Talking about the top riders he’s managed, words like “celebrity,” “narcissist,” and “little Napoleon” pop up, but at the same time Lefevere is protective of his riders, knowing they are vulnerable and need just the right amount of freedom – not too much, not too little — to achieve their potential. This is true even for a rider who has nearly sent the entire team up in smoke, risking the jobs of 65 people. In fact, confided Lefevere to his interviewers, “if Boonen hadn’t been such a mama’s boy and had behaved like a professional should, then he would have stayed in Monaco and we wouldn’t be having this conversation.” But still, such a star is not unusual, and the older they get, the more they need to be handled with kid gloves to keep them happy. It’s all about the respect they get in the peloton and the palmares they’ve built up. Boonen is no longer the young guy he once was, and must be at the point in his career when he’s starting to think about the legacy he will leave behind.
It’s for this reason that Lefevere is most upset by the UCI’s decision to suspend Boonen. And by characterizing Boonen as someone with a “problem,” the Tour de France organization can make his exclusion from the race uncontroversial. But is part of his therapy to be banned from racing? If you take away from somebody what he’s both capable of and good at, does that not work against the goals of any reasonable rehabilitation?

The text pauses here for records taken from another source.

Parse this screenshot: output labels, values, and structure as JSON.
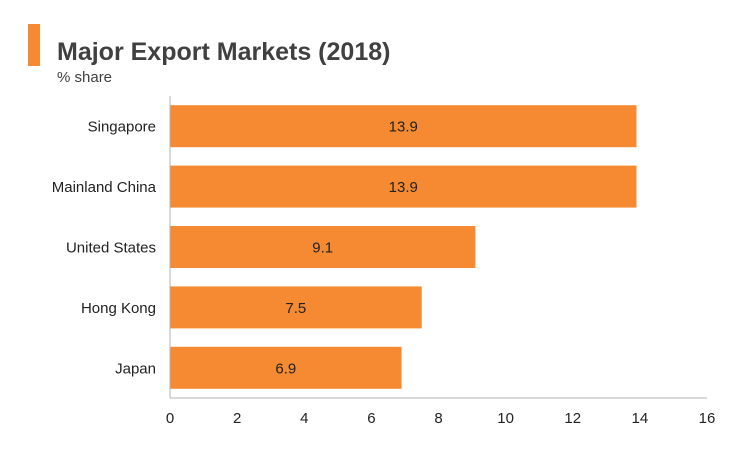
{
  "chart_data": {
    "type": "bar",
    "orientation": "horizontal",
    "title": "Major Export Markets (2018)",
    "subtitle": "% share",
    "categories": [
      "Singapore",
      "Mainland China",
      "United States",
      "Hong Kong",
      "Japan"
    ],
    "values": [
      13.9,
      13.9,
      9.1,
      7.5,
      6.9
    ],
    "value_labels": [
      "13.9",
      "13.9",
      "9.1",
      "7.5",
      "6.9"
    ],
    "xlabel": "",
    "ylabel": "",
    "xlim": [
      0,
      16
    ],
    "xticks": [
      0,
      2,
      4,
      6,
      8,
      10,
      12,
      14,
      16
    ],
    "grid": false,
    "legend": "none"
  },
  "colors": {
    "bar": "#F58A33",
    "accent": "#F58A33",
    "title": "#404040",
    "text": "#222222",
    "axis": "#b3b3b3"
  }
}
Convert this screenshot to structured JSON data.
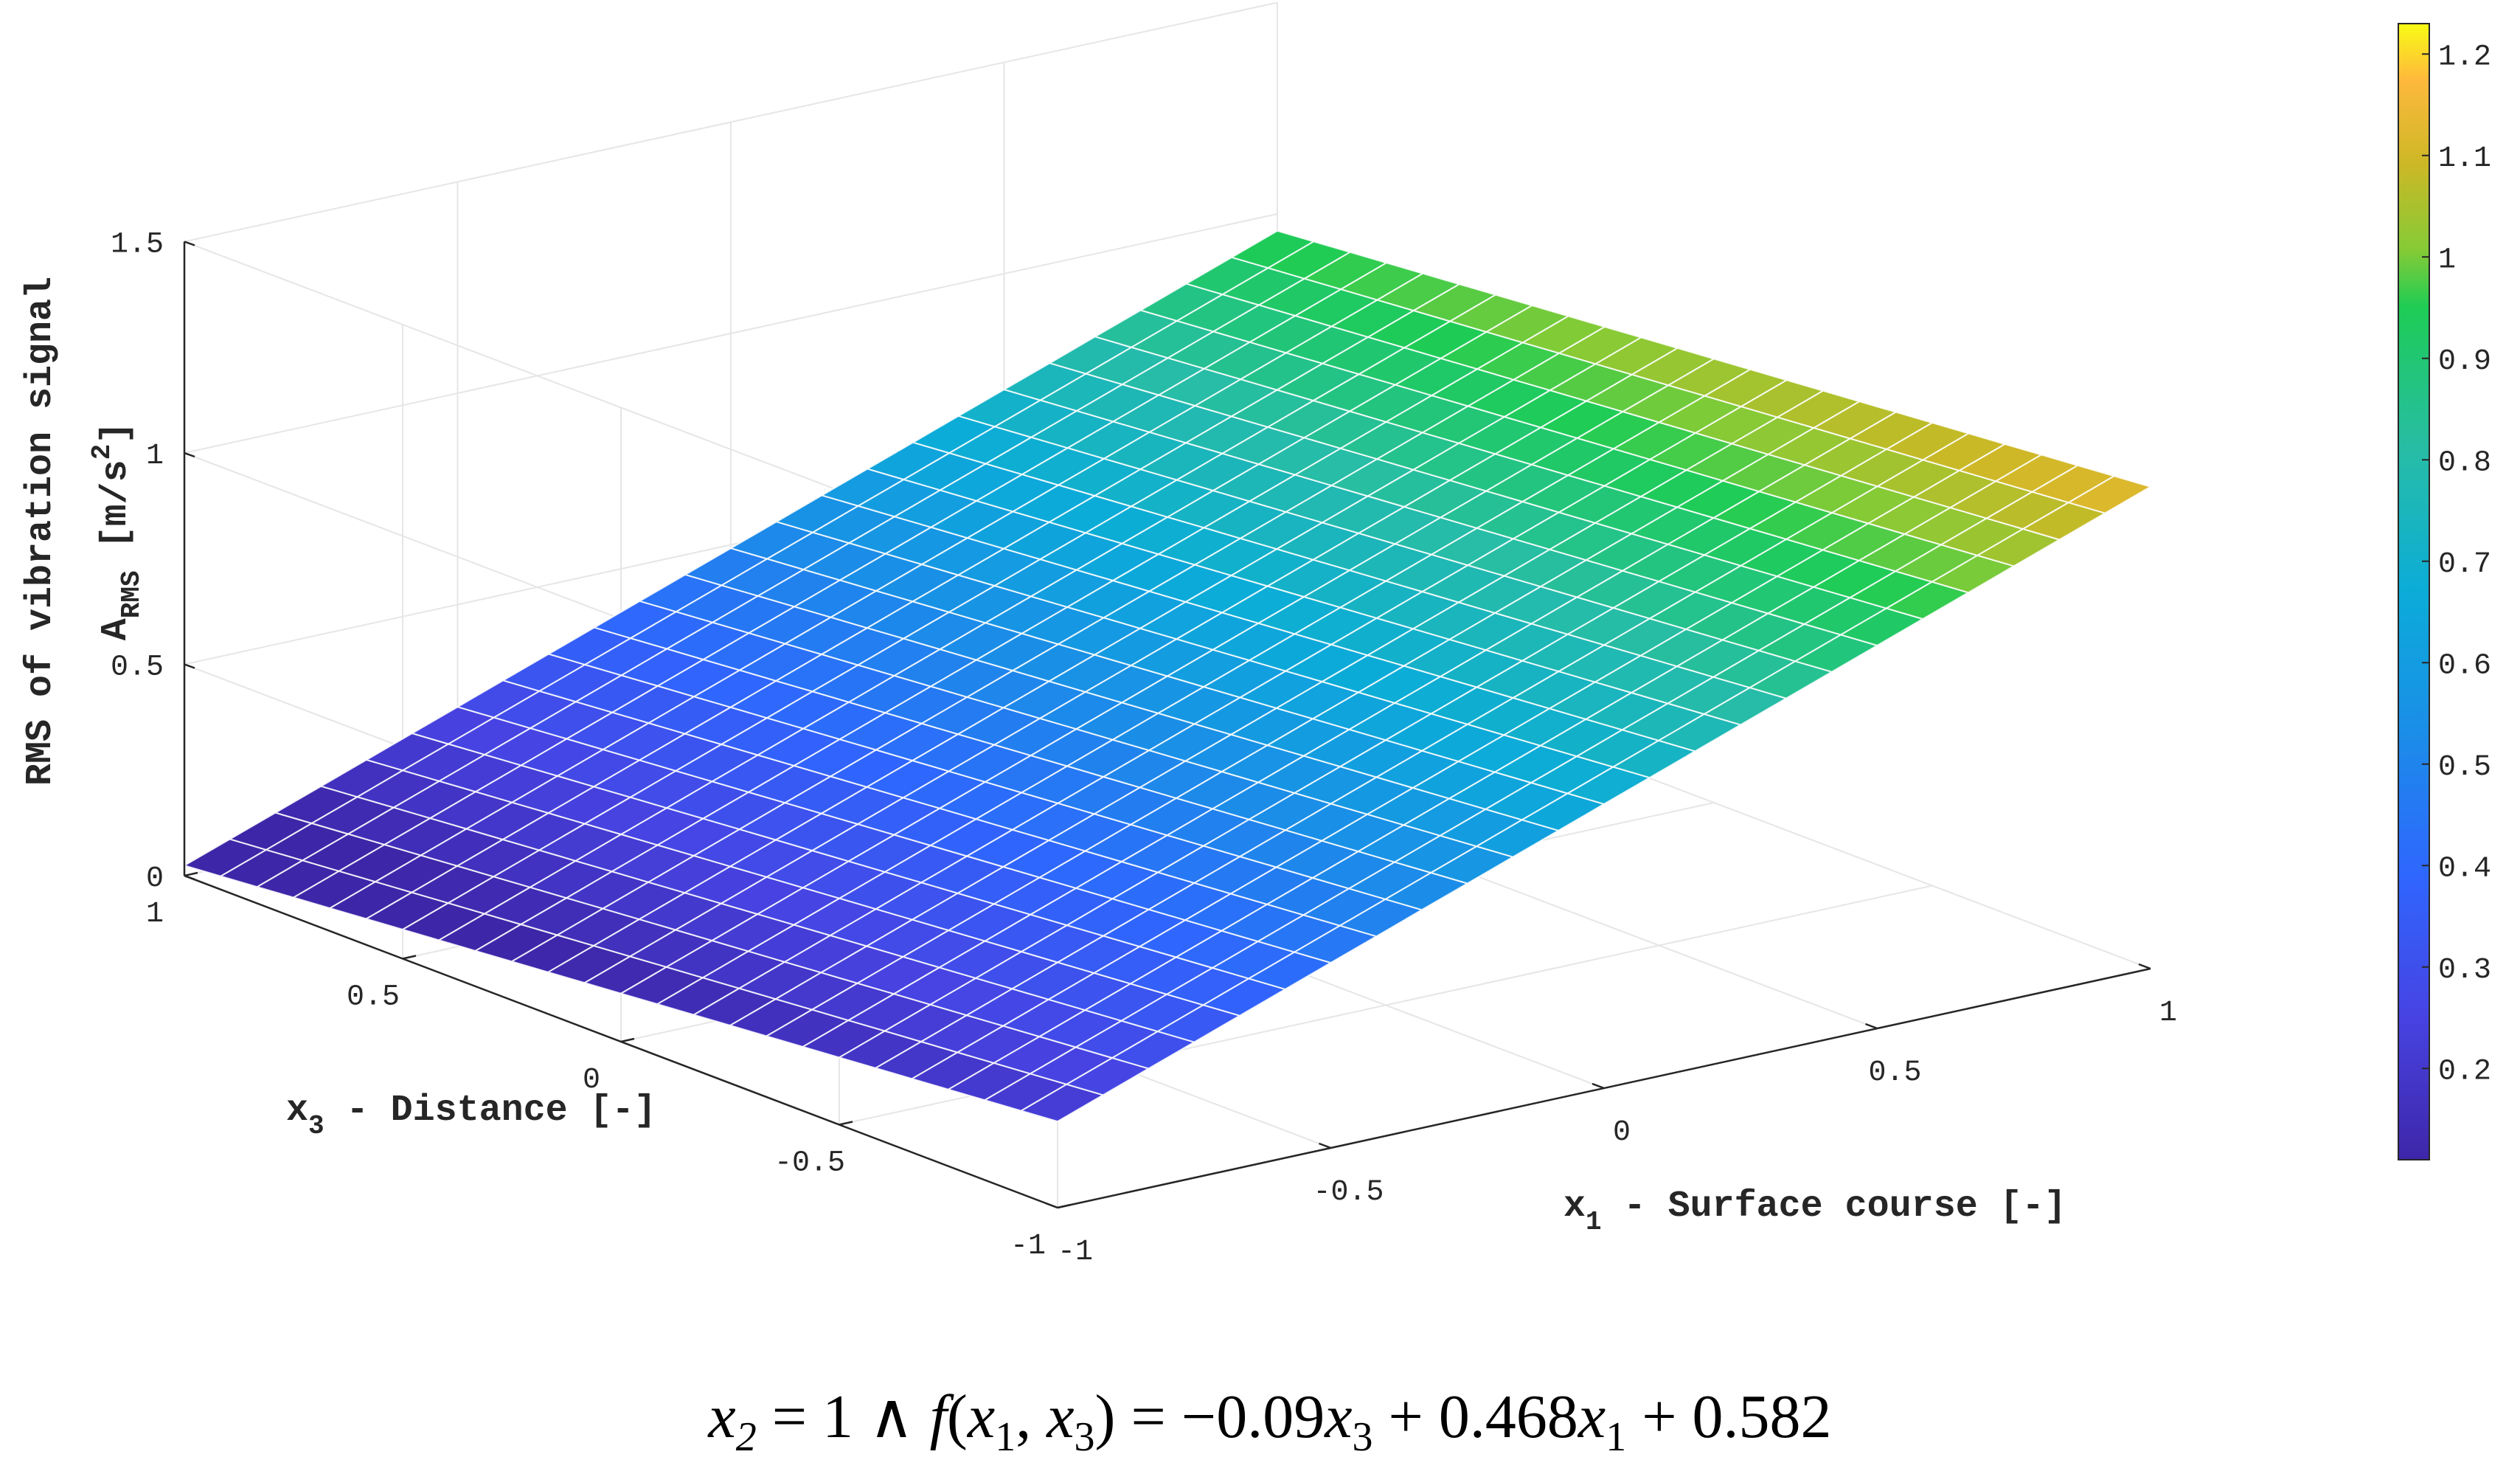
{
  "chart_data": {
    "type": "surface",
    "x1_label": {
      "prefix": "x",
      "sub": "1",
      "suffix": " - Surface course [-]"
    },
    "x3_label": {
      "prefix": "x",
      "sub": "3",
      "suffix": " - Distance [-]"
    },
    "z_label": {
      "line1": "RMS of vibration signal",
      "line2_prefix": "A",
      "line2_sub": "RMS",
      "line2_suffix": " [m/s",
      "line2_sup": "2",
      "line2_end": "]"
    },
    "x1_range": [
      -1,
      1
    ],
    "x3_range": [
      -1,
      1
    ],
    "z_range": [
      0,
      1.5
    ],
    "x1_ticks": [
      "-1",
      "-0.5",
      "0",
      "0.5",
      "1"
    ],
    "x3_ticks": [
      "-1",
      "-0.5",
      "0",
      "0.5",
      "1"
    ],
    "z_ticks": [
      "0",
      "0.5",
      "1",
      "1.5"
    ],
    "colorbar_ticks": [
      "0.2",
      "0.3",
      "0.4",
      "0.5",
      "0.6",
      "0.7",
      "0.8",
      "0.9",
      "1",
      "1.1",
      "1.2"
    ],
    "colorbar_range": [
      0.11,
      1.23
    ],
    "colormap": "parula",
    "grid": true,
    "grid_steps": 24,
    "model": {
      "x2": 1,
      "coef_x3": -0.09,
      "coef_x1": 0.468,
      "intercept": 0.582
    },
    "equation": {
      "part1": "x",
      "sub1": "2",
      "part2": " = 1 ∧ ",
      "part3": "f",
      "part4": "(",
      "part5": "x",
      "sub2": "1",
      "part6": ", ",
      "part7": "x",
      "sub3": "3",
      "part8": ") = −0.09",
      "part9": "x",
      "sub4": "3",
      "part10": " + 0.468",
      "part11": "x",
      "sub5": "1",
      "part12": " + 0.582"
    }
  }
}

At the end of the day, it’s not that hard to sympathize with Boonen, even feel a bit sorry for him. He’s like a Hollywood movie star in his home country, getting paid very well for doing a job he loves. Women fall at his feet, sponsors pay him handsomely to advertise their products, and autograph-seekers are never far away. Lefevere can imagine that someone like Boonen could be led astray and tempted into a dangerous lifestyle, whether that be illicit party drugs, fast Italian cars, or 16-year-old girlfriends with model looks (as Sophie van Vliet was in 2007 when they dated). Is it even possible to protect him from that, protect what Lefevere has termed a “little kid who’s broken the cookie jar and now regrets it” from himself? Maybe, but ultimately Boonen is an adult and must be trusted to behave accordingly, even if he ends up letting down his employers, teammates and countrymen, and has to serve the consequences. He’s only human after all.